Zaharia et al (2010) Spark: Cluster Computing with Working Sets (HotCloud)

This paper proposed a new programming model extended from MapReduce. The key feature is the resilient distributed dataset (RDD). RDD is an object in the cluster that can be cached. By having a cache, the author claims a 10x speedup in some use cases (e.g. Logistic Regression) compared to MapReduce, because otherwise same data have to be reloaded from hard disk. RDD is resilient because it can be rebuilt at run-time as there is a lineage associated with each RDD. When an object is not located because of cache miss, hardware failure, or otherwise, based on the lineage, it can be re-constructed from its “parent”. An example of lineage is the following: A file, filtered by a program, transformed by a procedure, cached at a node, and processed by a function.
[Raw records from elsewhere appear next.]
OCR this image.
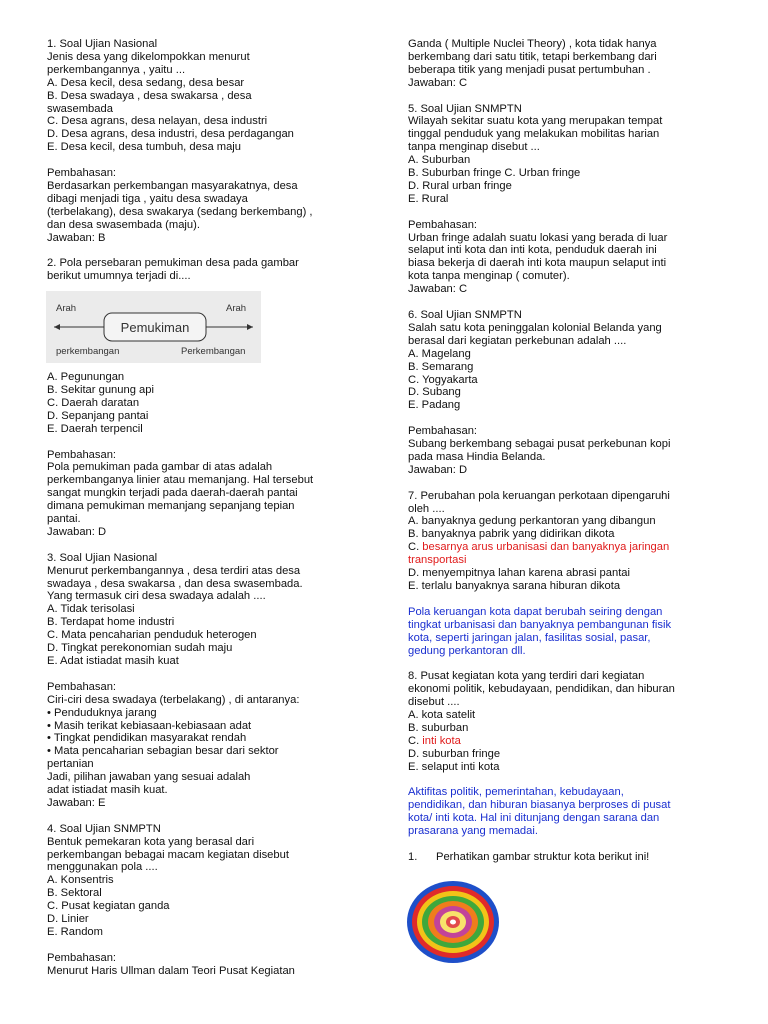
1. Soal Ujian Nasional
Jenis desa yang dikelompokkan menurut
perkembangannya , yaitu ...
A. Desa kecil, desa sedang, desa besar
B. Desa swadaya , desa swakarsa , desa
swasembada
C. Desa agrans, desa nelayan, desa industri
D. Desa agrans, desa industri, desa perdagangan
E. Desa kecil, desa tumbuh, desa maju
Pembahasan:
Berdasarkan perkembangan masyarakatnya, desa
dibagi menjadi tiga , yaitu desa swadaya
(terbelakang), desa swakarya (sedang berkembang) ,
dan desa swasembada (maju).
Jawaban: B
2. Pola persebaran pemukiman desa pada gambar
berikut umumnya terjadi di....
Arah	Arah
Pemukiman
perkembangan	Perkembangan
A. Pegunungan
B. Sekitar gunung api
C. Daerah daratan
D. Sepanjang pantai
E. Daerah terpencil
Pembahasan:
Pola pemukiman pada gambar di atas adalah
perkembanganya linier atau memanjang. Hal tersebut
sangat mungkin terjadi pada daerah-daerah pantai
dimana pemukiman memanjang sepanjang tepian
pantai.
Jawaban: D
3. Soal Ujian Nasional
Menurut perkembangannya , desa terdiri atas desa
swadaya , desa swakarsa , dan desa swasembada.
Yang termasuk ciri desa swadaya adalah ....
A. Tidak terisolasi
B. Terdapat home industri
C. Mata pencaharian penduduk heterogen
D. Tingkat perekonomian sudah maju
E. Adat istiadat masih kuat
Pembahasan:
Ciri-ciri desa swadaya (terbelakang) , di antaranya:
• Penduduknya jarang
• Masih terikat kebiasaan-kebiasaan adat
• Tingkat pendidikan masyarakat rendah
• Mata pencaharian sebagian besar dari sektor
pertanian
Jadi, pilihan jawaban yang sesuai adalah
adat istiadat masih kuat.
Jawaban: E
4. Soal Ujian SNMPTN
Bentuk pemekaran kota yang berasal dari
perkembangan bebagai macam kegiatan disebut
menggunakan pola ....
A. Konsentris
B. Sektoral
C. Pusat kegiatan ganda
D. Linier
E. Random
Pembahasan:
Menurut Haris Ullman dalam Teori Pusat Kegiatan
Ganda ( Multiple Nuclei Theory) , kota tidak hanya
berkembang dari satu titik, tetapi berkembang dari
beberapa titik yang menjadi pusat pertumbuhan .
Jawaban: C
5. Soal Ujian SNMPTN
Wilayah sekitar suatu kota yang merupakan tempat
tinggal penduduk yang melakukan mobilitas harian
tanpa menginap disebut ...
A. Suburban
B. Suburban fringe C. Urban fringe
D. Rural urban fringe
E. Rural
Pembahasan:
Urban fringe adalah suatu lokasi yang berada di luar
selaput inti kota dan inti kota, penduduk daerah ini
biasa bekerja di daerah inti kota maupun selaput inti
kota tanpa menginap ( comuter).
Jawaban: C
6. Soal Ujian SNMPTN
Salah satu kota peninggalan kolonial Belanda yang
berasal dari kegiatan perkebunan adalah ....
A. Magelang
B. Semarang
C. Yogyakarta
D. Subang
E. Padang
Pembahasan:
Subang berkembang sebagai pusat perkebunan kopi
pada masa Hindia Belanda.
Jawaban: D
7. Perubahan pola keruangan perkotaan dipengaruhi
oleh ....
A. banyaknya gedung perkantoran yang dibangun
B. banyaknya pabrik yang didirikan dikota
C. besarnya arus urbanisasi dan banyaknya jaringan
transportasi
D. menyempitnya lahan karena abrasi pantai
E. terlalu banyaknya sarana hiburan dikota
Pola keruangan kota dapat berubah seiring dengan
tingkat urbanisasi dan banyaknya pembangunan fisik
kota, seperti jaringan jalan, fasilitas sosial, pasar,
gedung perkantoran dll.
8. Pusat kegiatan kota yang terdiri dari kegiatan
ekonomi politik, kebudayaan, pendidikan, dan hiburan
disebut ....
A. kota satelit
B. suburban
C. inti kota
D. suburban fringe
E. selaput inti kota
Aktifitas politik, pemerintahan, kebudayaan,
pendidikan, dan hiburan biasanya berproses di pusat
kota/ inti kota. Hal ini ditunjang dengan sarana dan
prasarana yang memadai.
1.	Perhatikan gambar struktur kota berikut ini!
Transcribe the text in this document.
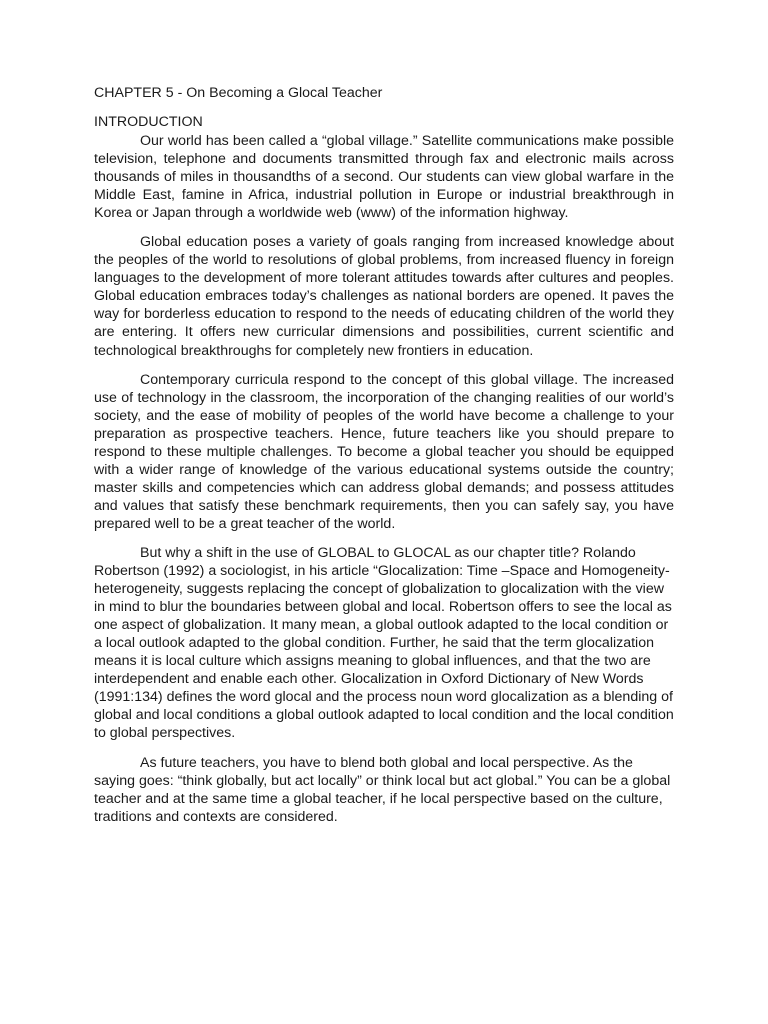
CHAPTER 5 - On Becoming a Glocal Teacher
INTRODUCTION

Our world has been called a “global village.” Satellite communications make possible television, telephone and documents transmitted through fax and electronic mails across thousands of miles in thousandths of a second. Our students can view global warfare in the Middle East, famine in Africa, industrial pollution in Europe or industrial breakthrough in Korea or Japan through a worldwide web (www) of the information highway.

Global education poses a variety of goals ranging from increased knowledge about the peoples of the world to resolutions of global problems, from increased fluency in foreign languages to the development of more tolerant attitudes towards after cultures and peoples. Global education embraces today’s challenges as national borders are opened. It paves the way for borderless education to respond to the needs of educating children of the world they are entering. It offers new curricular dimensions and possibilities, current scientific and technological breakthroughs for completely new frontiers in education.

Contemporary curricula respond to the concept of this global village. The increased use of technology in the classroom, the incorporation of the changing realities of our world’s society, and the ease of mobility of peoples of the world have become a challenge to your preparation as prospective teachers. Hence, future teachers like you should prepare to respond to these multiple challenges. To become a global teacher you should be equipped with a wider range of knowledge of the various educational systems outside the country; master skills and competencies which can address global demands; and possess attitudes and values that satisfy these benchmark requirements, then you can safely say, you have prepared well to be a great teacher of the world.

But why a shift in the use of GLOBAL to GLOCAL as our chapter title? Rolando Robertson (1992) a sociologist, in his article “Glocalization: Time –Space and Homogeneity-heterogeneity, suggests replacing the concept of globalization to glocalization with the view in mind to blur the boundaries between global and local. Robertson offers to see the local as one aspect of globalization. It many mean, a global outlook adapted to the local condition or a local outlook adapted to the global condition. Further, he said that the term glocalization means it is local culture which assigns meaning to global influences, and that the two are interdependent and enable each other. Glocalization in Oxford Dictionary of New Words (1991:134) defines the word glocal and the process noun word glocalization as a blending of global and local conditions a global outlook adapted to local condition and the local condition to global perspectives.

As future teachers, you have to blend both global and local perspective. As the saying goes: “think globally, but act locally” or think local but act global.” You can be a global teacher and at the same time a global teacher, if he local perspective based on the culture, traditions and contexts are considered.
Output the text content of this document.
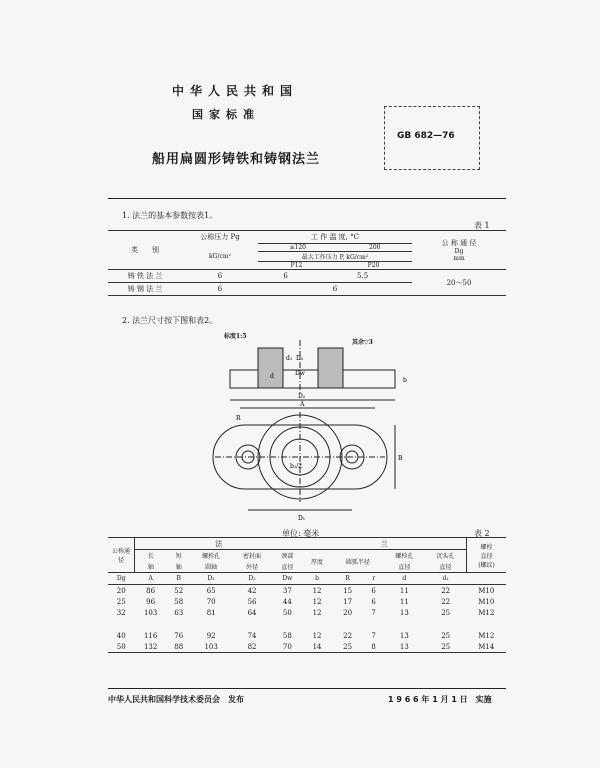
中华人民共和国
国家标准
船用扁圆形铸铁和铸钢法兰
GB 682—76
1. 法兰的基本参数按表1。
表 1
类　　别	公称压力 Pg	工 作 温 度, °C		公 称 通 径
Dg
mm

	kG/cm²	≤120 200
最大工作压力 P, kG/cm²
P12 P20		

铸 铁 法 兰	6	6	5.5	20～50
铸 钢 法 兰	6	6		
2. 法兰尺寸按下图和表2。
标度1:5
其余▽3
d₁
d
D₀
Dw
D₂
A
R
B
D₁
b
b₁/2
单位: 毫米	表 2
公称通径	法					兰					螺栓
直径
(螺纹)

	长	短	螺栓孔	密封面	颈部	厚度	圆弧半径		螺栓孔	沉头孔	
	轴	轴	圆轴	外径	直径				直径	直径	
Dg	A	B	D₁	D₂	Dw	b	R	r	d	d₁	
20	86	52	65	42	37	12	15	6	11	22	M10
25	96	58	70	56	44	12	17	6	11	22	M10
32	103	63	81	64	50	12	20	7	13	25	M12

40	116	76	92	74	58	12	22	7	13	25	M12
50	132	88	103	82	70	14	25	8	13	25	M14
中华人民共和国科学技术委员会　发布	1 9 6 6 年 1 月 1 日　实施
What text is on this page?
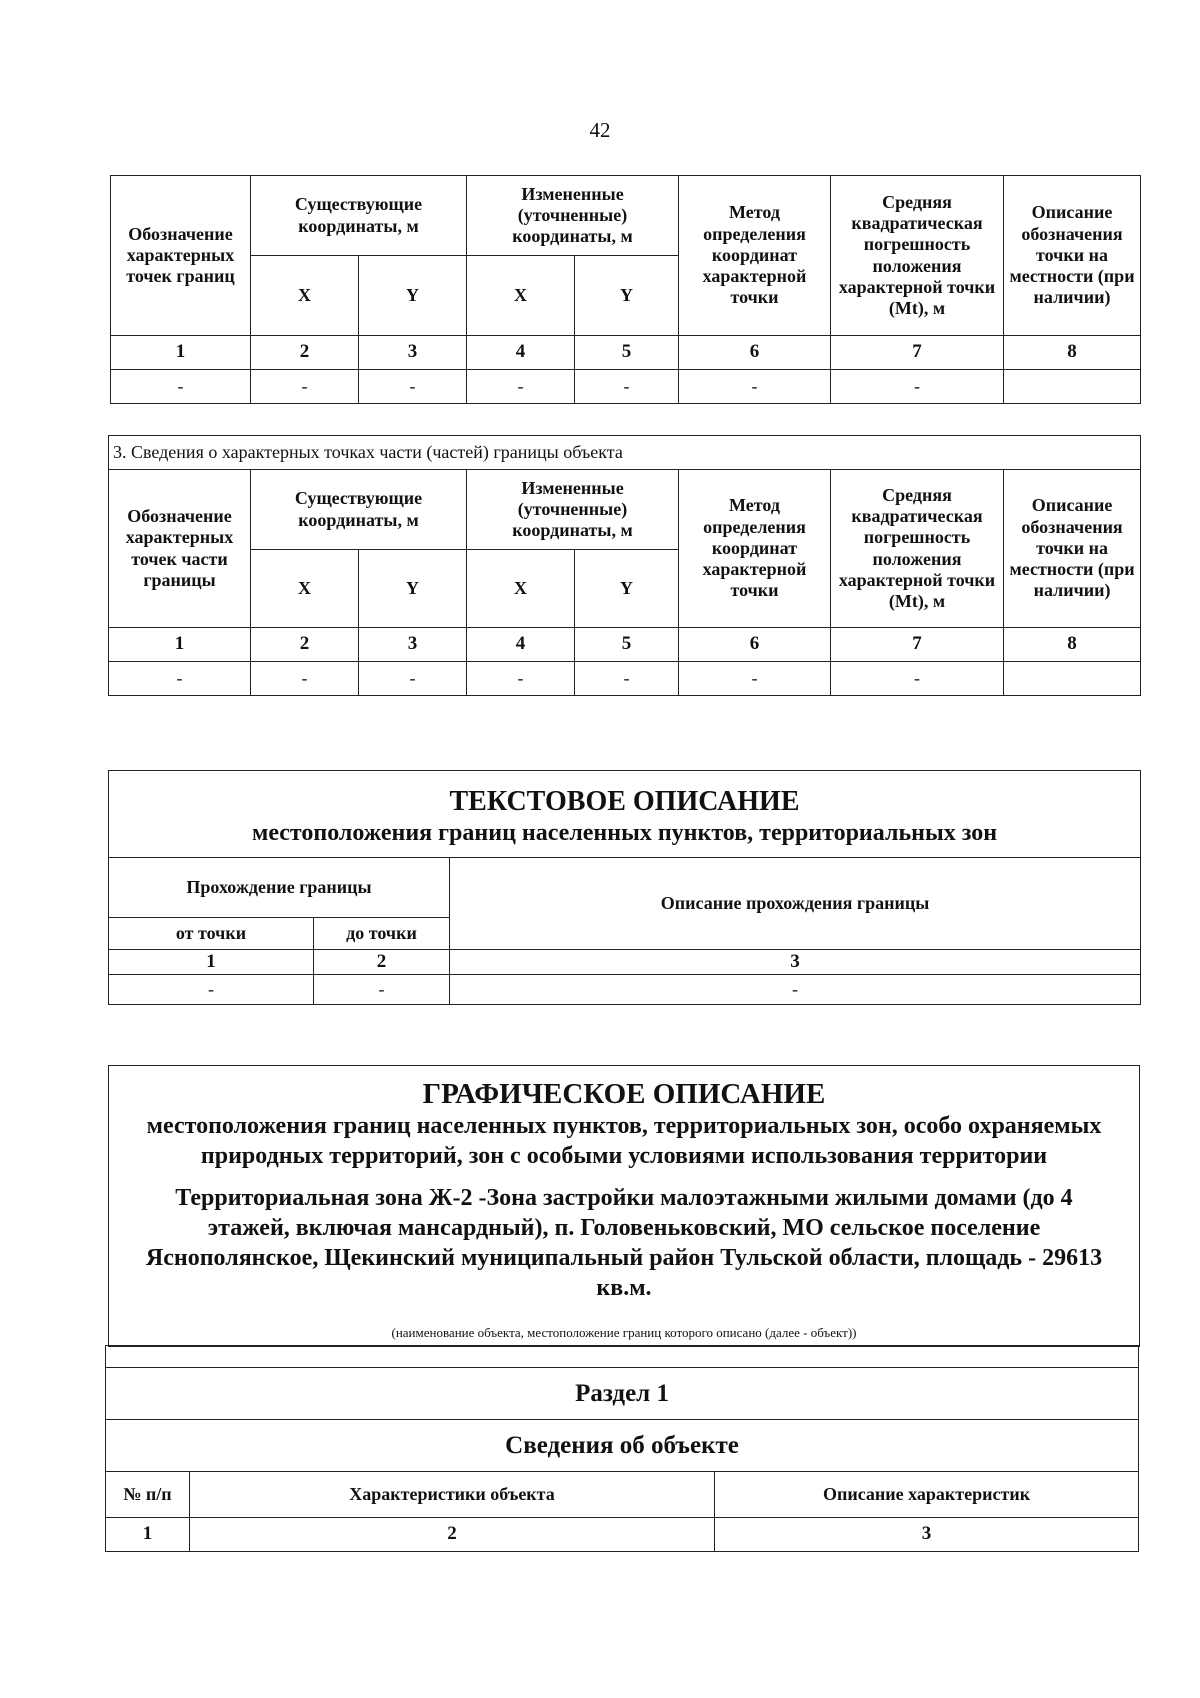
42
Обозначение характерных точек границ	Существующие координаты, м		Измененные (уточненные) координаты, м		Метод определения координат характерной точки	Средняя квадратическая погрешность положения характерной точки (Mt), м	Описание обозначения точки на местности (при наличии)
	X	Y	X	Y			
1	2	3	4	5	6	7	8
-	-	-	-	-	-	-	
3. Сведения о характерных точках части (частей) границы объекта							
Обозначение характерных точек части границы	Существующие координаты, м		Измененные (уточненные) координаты, м		Метод определения координат характерной точки	Средняя квадратическая погрешность положения характерной точки (Mt), м	Описание обозначения точки на местности (при наличии)
	X	Y	X	Y			
1	2	3	4	5	6	7	8
-	-	-	-	-	-	-	
ТЕКСТОВОЕ ОПИСАНИЕ		

местоположения границ населенных пунктов, территориальных зон		

Прохождение границы		Описание прохождения границы
от точки	до точки	
1	2	3
-	-	-
ГРАФИЧЕСКОЕ ОПИСАНИЕ
местоположения границ населенных пунктов, территориальных зон, особо охраняемых природных территорий, зон с особыми условиями использования территории
Территориальная зона Ж-2 -Зона застройки малоэтажными жилыми домами (до 4 этажей, включая мансардный), п. Головеньковский, МО сельское поселение Яснополянское, Щекинский муниципальный район Тульской области, площадь - 29613 кв.м.
(наименование объекта, местоположение границ которого описано (далее - объект))

Раздел 1		
Сведения об объекте		
№ п/п	Характеристики объекта	Описание характеристик
1	2	3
If, say, another function wants the intermediate data transformed by that procedure, but that is not available, we can get the filtered file feed into the procedure to get the required data again.

Besides RDD, Spark also provides a mechanism to serve broadcast, read-only variable (e.g. look-up tables) and write-only accumulators (e.g. partial sum adders) that helps programming a cluster computation.

Bibliographic data

@inproceedings{
   title = "Spark: Cluster Computing with Working Sets",
   author = "Matei Zaharia and Mosharaf Chowdhury and Michael J. Franklin and Scott Shenker and Ion Stoica",
   booktitle = "Proc HotCloud",
   year = "2010",
}